E ela já tinha 62 anos...

Ela já tinha 62 anos, usava os cabelos curtos, naturalmente brancos. A pele evidenciava bem sua idade.

 

Naquela noite de sereno ela usava um sobretudo creme até os pés.

 

Parada na calçada, um senhor veio trocar umas palavras, não pude ouvi-las bem, mas ela sorria sempre descaradamente... Conversaram por mais de uma hora, vez ou outra suas mãos se tocavam.

 

Passando o tempo o senhor distanciou-se, e mais uma vez ela se encontrava só. Andou até a outra ponta do quarteirão e parou na guia. A chuva apertou e começou a encharcar seus cabelos, mesmo assim ela ficou na chuva.

 

Lembrava vagamente do passado, lembrou-se com mágoa de sua mãe. Em especial de um episódio que se passara quando ela estava com apenas 15 anos. Nesse dia tinha um encontro, era seu primeiro encontro, estava nervosa e com medo, afinal Beto era um dos garotos mais cobiçados da escola, e ele a chamou para sair.

 

Passou a tarde toda escolhendo uma roupa, colocou uma saia, mas sentiu-se vulgar demais, acabou colocando um jeans e uma camiseta branca.

 

Às seis da tarde, Beto tocou a campainha, ela atendeu e foram ao cinema, assistiram a um filme de terror. Às oito e meia já estavam de volta, Beto a levou de carro até sua casa.

 

Beto tinha acabado de fazer 18 anos, e seus amigos zoavam dele por estar apaixonado por uma garota tão nova, mas ele nem ligava, sabia que ela era tudo o que ele queria. À noite, em sua cama, Beto fantasiava que estava se casando com ela, ele a olhava nos olhos e dizia sim sem ter uma única dúvida.

 

Ela disse que havia amado o filme e sua companhia, mas que agora teria que entrar, pois sua mãe já tinha chegado do trabalho e iria ficar brava se ela demorasse demais.

 

Beto concordou, mas antes de deixá-la sair, entrelaçou os dedos em seus cabelos, tão compridos e tão cheirosos, que o deixavam ainda mais apaixonado, e com toda delicadeza aproximou seus lábios dos dela, mas antes de conseguir tocá-los a mãe abriu a porta do carro, e selvagemente a puxou para fora, disse que ela era uma menina má, que estava possuída pelos pecados, jogou-a na grama e mandou Beto ir embora.

 

Assustado com a situação, ele saiu de lá. À noite ligou para ela e jurou que no dia seguinte iria resolver a situação, pedindo-a em namoro à mãe dela e lhe explicar que no caso deles não havia luxúria e sim Amor.

 

Eram 11 horas da manhã de sábado, Beto passou na casa dela, mas quando chegou lá não encontrou ninguém.

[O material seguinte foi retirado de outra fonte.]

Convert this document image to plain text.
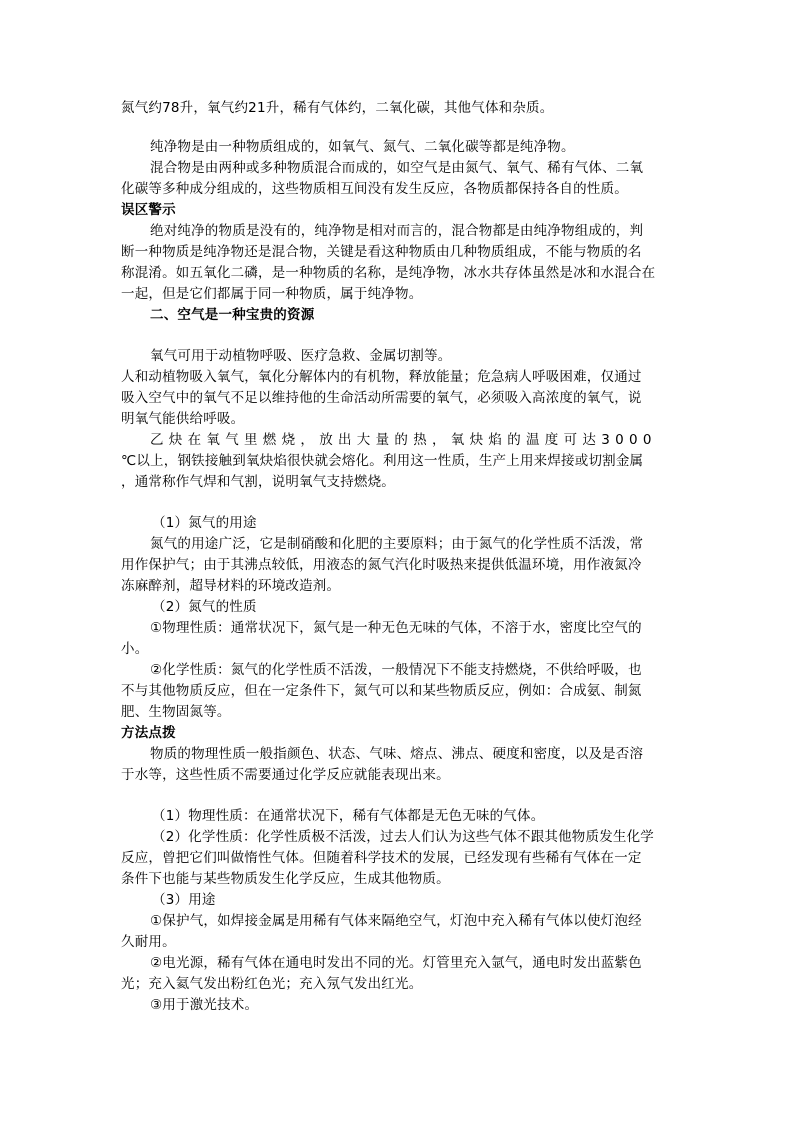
氮气约78升，氧气约21升，稀有气体约，二氧化碳，其他气体和杂质。
纯净物是由一种物质组成的，如氧气、氮气、二氧化碳等都是纯净物。
混合物是由两种或多种物质混合而成的，如空气是由氮气、氧气、稀有气体、二氧
化碳等多种成分组成的，这些物质相互间没有发生反应，各物质都保持各自的性质。
误区警示
绝对纯净的物质是没有的，纯净物是相对而言的，混合物都是由纯净物组成的，判
断一种物质是纯净物还是混合物，关键是看这种物质由几种物质组成，不能与物质的名
称混淆。如五氧化二磷，是一种物质的名称，是纯净物，冰水共存体虽然是冰和水混合在
一起，但是它们都属于同一种物质，属于纯净物。
二、空气是一种宝贵的资源
氧气可用于动植物呼吸、医疗急救、金属切割等。
人和动植物吸入氧气，氧化分解体内的有机物，释放能量；危急病人呼吸困难，仅通过
吸入空气中的氧气不足以维持他的生命活动所需要的氧气，必须吸入高浓度的氧气，说
明氧气能供给呼吸。
乙炔在氧气里燃烧，放出大量的热，氧炔焰的温度可达3000
℃以上，钢铁接触到氧炔焰很快就会熔化。利用这一性质，生产上用来焊接或切割金属
，通常称作气焊和气割，说明氧气支持燃烧。
（1）氮气的用途
氮气的用途广泛，它是制硝酸和化肥的主要原料；由于氮气的化学性质不活泼，常
用作保护气；由于其沸点较低，用液态的氮气汽化时吸热来提供低温环境，用作液氮冷
冻麻醉剂，超导材料的环境改造剂。
（2）氮气的性质
①物理性质：通常状况下，氮气是一种无色无味的气体，不溶于水，密度比空气的
小。
②化学性质：氮气的化学性质不活泼，一般情况下不能支持燃烧，不供给呼吸，也
不与其他物质反应，但在一定条件下，氮气可以和某些物质反应，例如：合成氨、制氮
肥、生物固氮等。
方法点拨
物质的物理性质一般指颜色、状态、气味、熔点、沸点、硬度和密度，以及是否溶
于水等，这些性质不需要通过化学反应就能表现出来。
（1）物理性质：在通常状况下，稀有气体都是无色无味的气体。
（2）化学性质：化学性质极不活泼，过去人们认为这些气体不跟其他物质发生化学
反应，曾把它们叫做惰性气体。但随着科学技术的发展，已经发现有些稀有气体在一定
条件下也能与某些物质发生化学反应，生成其他物质。
（3）用途
①保护气，如焊接金属是用稀有气体来隔绝空气，灯泡中充入稀有气体以使灯泡经
久耐用。
②电光源，稀有气体在通电时发出不同的光。灯管里充入氩气，通电时发出蓝紫色
光；充入氦气发出粉红色光；充入氖气发出红光。
③用于激光技术。
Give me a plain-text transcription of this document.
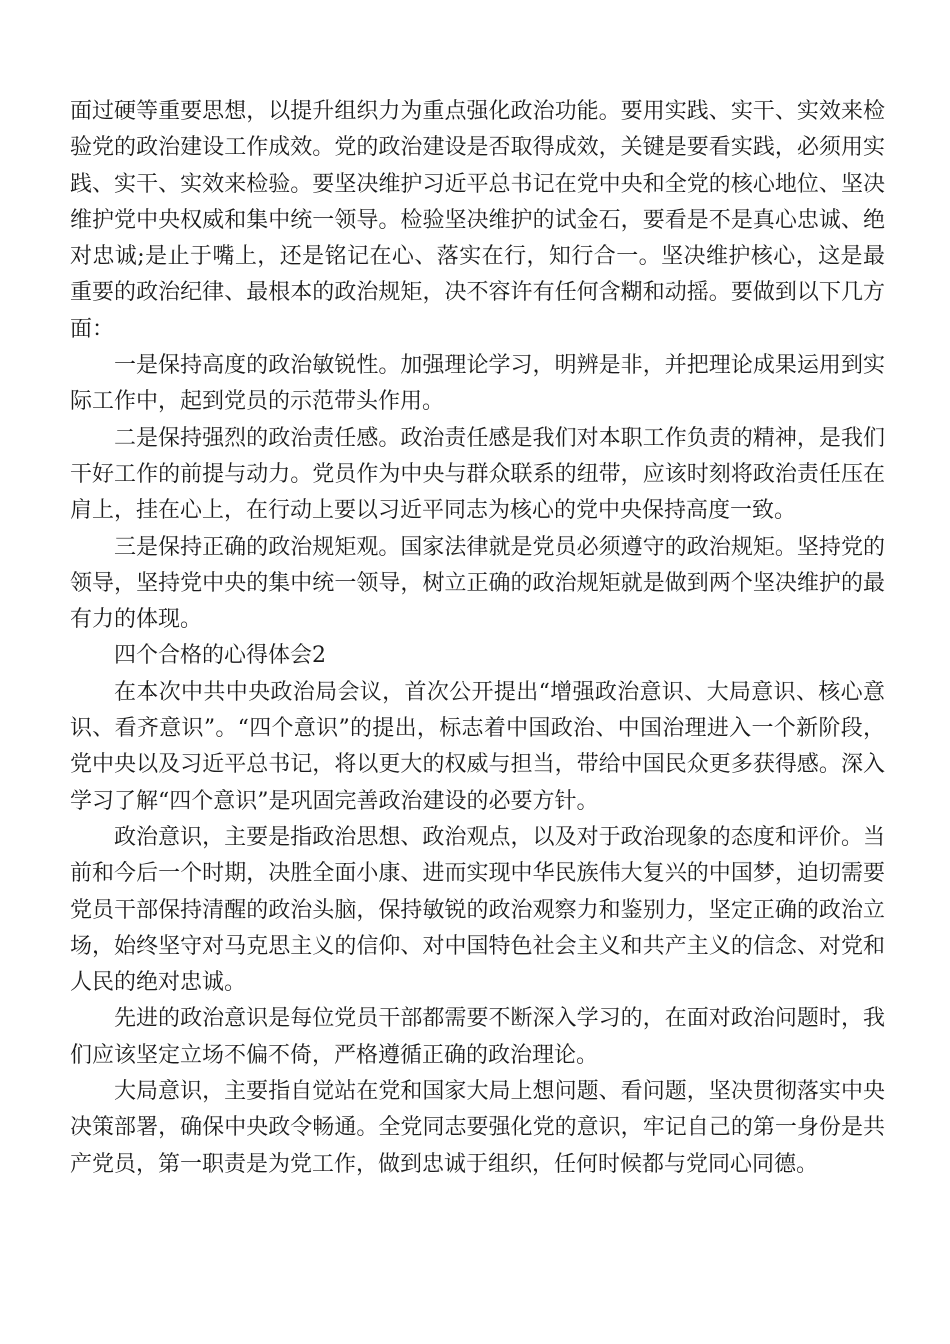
面过硬等重要思想，以提升组织力为重点强化政治功能。要用实践、实干、实效来检验党的政治建设工作成效。党的政治建设是否取得成效，关键是要看实践，必须用实践、实干、实效来检验。要坚决维护习近平总书记在党中央和全党的核心地位、坚决维护党中央权威和集中统一领导。检验坚决维护的试金石，要看是不是真心忠诚、绝对忠诚;是止于嘴上，还是铭记在心、落实在行，知行合一。坚决维护核心，这是最重要的政治纪律、最根本的政治规矩，决不容许有任何含糊和动摇。要做到以下几方面：

一是保持高度的政治敏锐性。加强理论学习，明辨是非，并把理论成果运用到实际工作中，起到党员的示范带头作用。

二是保持强烈的政治责任感。政治责任感是我们对本职工作负责的精神，是我们干好工作的前提与动力。党员作为中央与群众联系的纽带，应该时刻将政治责任压在肩上，挂在心上，在行动上要以习近平同志为核心的党中央保持高度一致。

三是保持正确的政治规矩观。国家法律就是党员必须遵守的政治规矩。坚持党的领导，坚持党中央的集中统一领导，树立正确的政治规矩就是做到两个坚决维护的最有力的体现。

四个合格的心得体会2

在本次中共中央政治局会议，首次公开提出“增强政治意识、大局意识、核心意识、看齐意识”。“四个意识”的提出，标志着中国政治、中国治理进入一个新阶段，党中央以及习近平总书记，将以更大的权威与担当，带给中国民众更多获得感。深入学习了解“四个意识”是巩固完善政治建设的必要方针。

政治意识，主要是指政治思想、政治观点，以及对于政治现象的态度和评价。当前和今后一个时期，决胜全面小康、进而实现中华民族伟大复兴的中国梦，迫切需要党员干部保持清醒的政治头脑，保持敏锐的政治观察力和鉴别力，坚定正确的政治立场，始终坚守对马克思主义的信仰、对中国特色社会主义和共产主义的信念、对党和人民的绝对忠诚。

先进的政治意识是每位党员干部都需要不断深入学习的，在面对政治问题时，我们应该坚定立场不偏不倚，严格遵循正确的政治理论。

大局意识，主要指自觉站在党和国家大局上想问题、看问题，坚决贯彻落实中央决策部署，确保中央政令畅通。全党同志要强化党的意识，牢记自己的第一身份是共产党员，第一职责是为党工作，做到忠诚于组织，任何时候都与党同心同德。
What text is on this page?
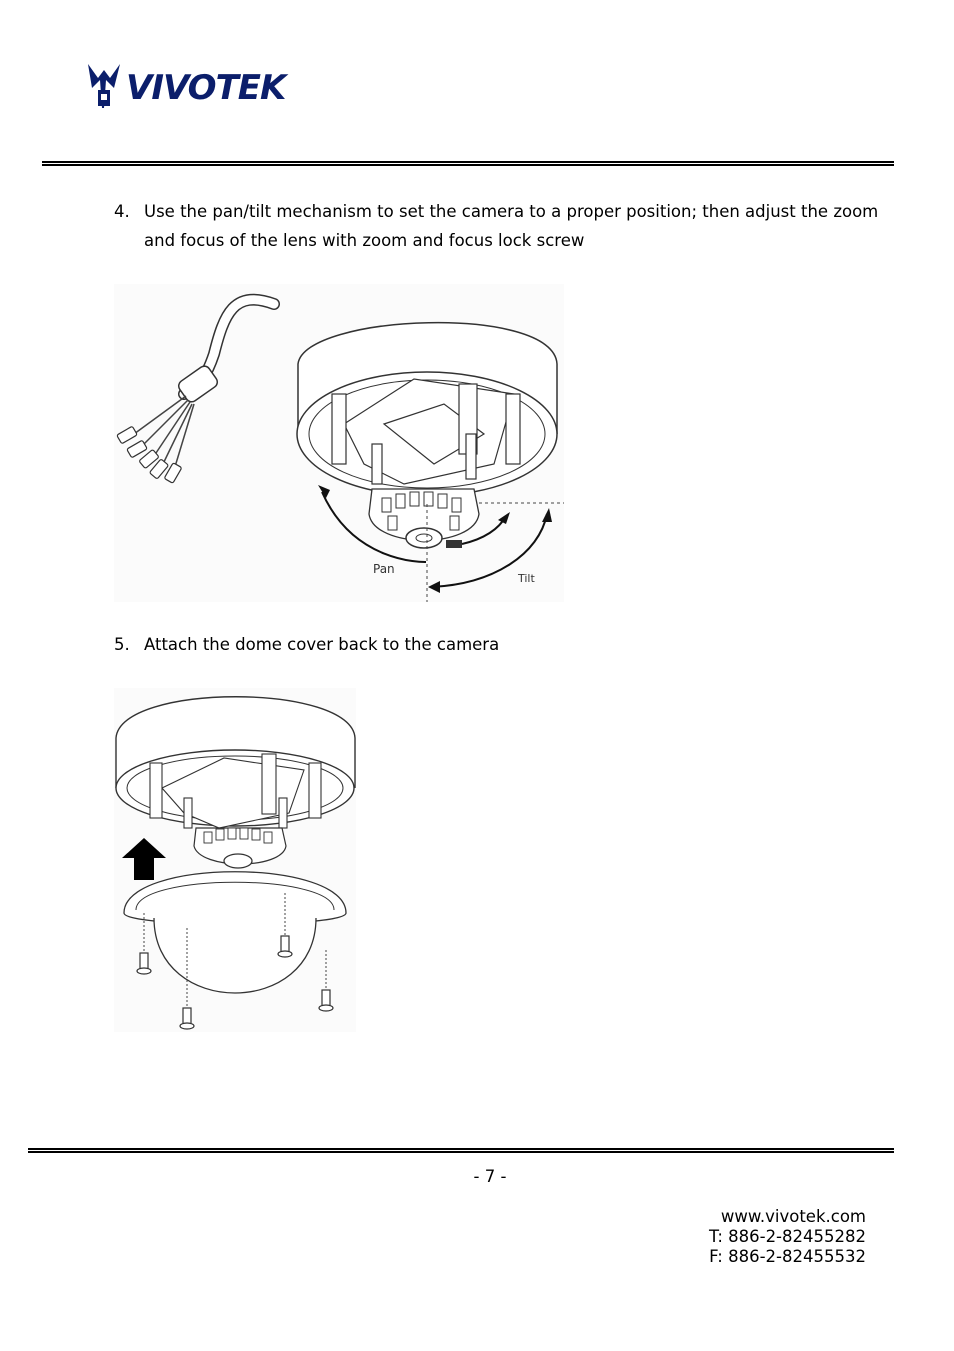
VIVOTEK
4. Use the pan/tilt mechanism to set the camera to a proper position; then adjust the zoom and focus of the lens with zoom and focus lock screw
Pan
Tilt
5. Attach the dome cover back to the camera
- 7 -
www.vivotek.com
T: 886-2-82455282
F: 886-2-82455532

Os vizinhos lhe contaram que elas haviam ido embora. Soube anos depois que a mãe a mandou para um convento.

 

Por seis anos ela ficou “presa”. Todos os dia pensava no Beto e em seus lábios que mal a tocaram naquele dia. Quando se tornou maior de idade soube que agora poderia fazer o que quisesse de sua vida. Saiu então de lá, queria procurar Beto e lhe dizer que ainda o amava.

 

Antes teria que arranjar um emprego, e conseguiu, como garçonete em um boteco que ficava ao lado de uma fábrica de borracha.

 

Um dia saiu do trabalho tarde da noite. Como não havia mais condução, foi para casa a pé, mas o destino não quis que ela chegasse bem. No meio do caminho foi abordada por um homem alto, branco como a luz do dia. Ele a agarrou pelas coxas, jogou-a no chão, a estuprou, lhe bateu na cara, no estômago, nas partes íntimas...

 

Quando ela acordou, já tinha 53 anos, tinha ficado 32 anos em coma, seu caso era tão excepcional que saiu em todos os jornais.

 

Beto leu a matéria no jornal, seu filho mais novo, de nove anos, estava em seu colo. Ao ver a foto da mulher, Beto sentiu uma pontada no peito, ficou pálido e estático. Sua mulher Clarice perguntou o que houve, ele a encarou e disse: - “Que triste a história desta mulher, passou toda a vida em coma, e agora despertou, sem emprego, sem família, sem nada,”. Beto levantou-se da mesa, beijou carinhosamente sua mulher e foi trabalhar.

 

Depois de acordar, ela ficou no hospital por mais duas semanas e ao sair de lá lembrou de tudo o que viveu, sentiu-se infeliz ao lembrar que nada de bom teve em sua vida, desejou nunca ter acordado. Mudou-se para uma pensão no centro da cidade, o governo lhe dava um salário mínimo por mês, já que ela não tinha nenhum preparo para trabalhar.

 

Um ano se passou, ela mal saía de casa, estava cansada de sua vida, não tinha amigos nem família. Resolveu dar uma volta pelas ruas, nem se importou que era tarde da noite, no máximo poderia ser assaltada, se tivesse sorte poderia ser morta, colocou seu sobretudo creme, não passou batom nem nada. Sem saber para onde ir, parou na calçada, ficou com o olhar vidrado para o outro lado da rua, até parar um senhor e puxar conversa. Teve esperanças de que talvez sua vida se acertasse, quem sabe não arranjasse o que sua mãe sempre impediu: um namorado. Por que não?, ela pensou. Hora depois, o senhor se despediu e seguiu em frente. Sem saber o que fazer, ela andou até a outra ponta do quarteirão e lá ficou o resto da noite.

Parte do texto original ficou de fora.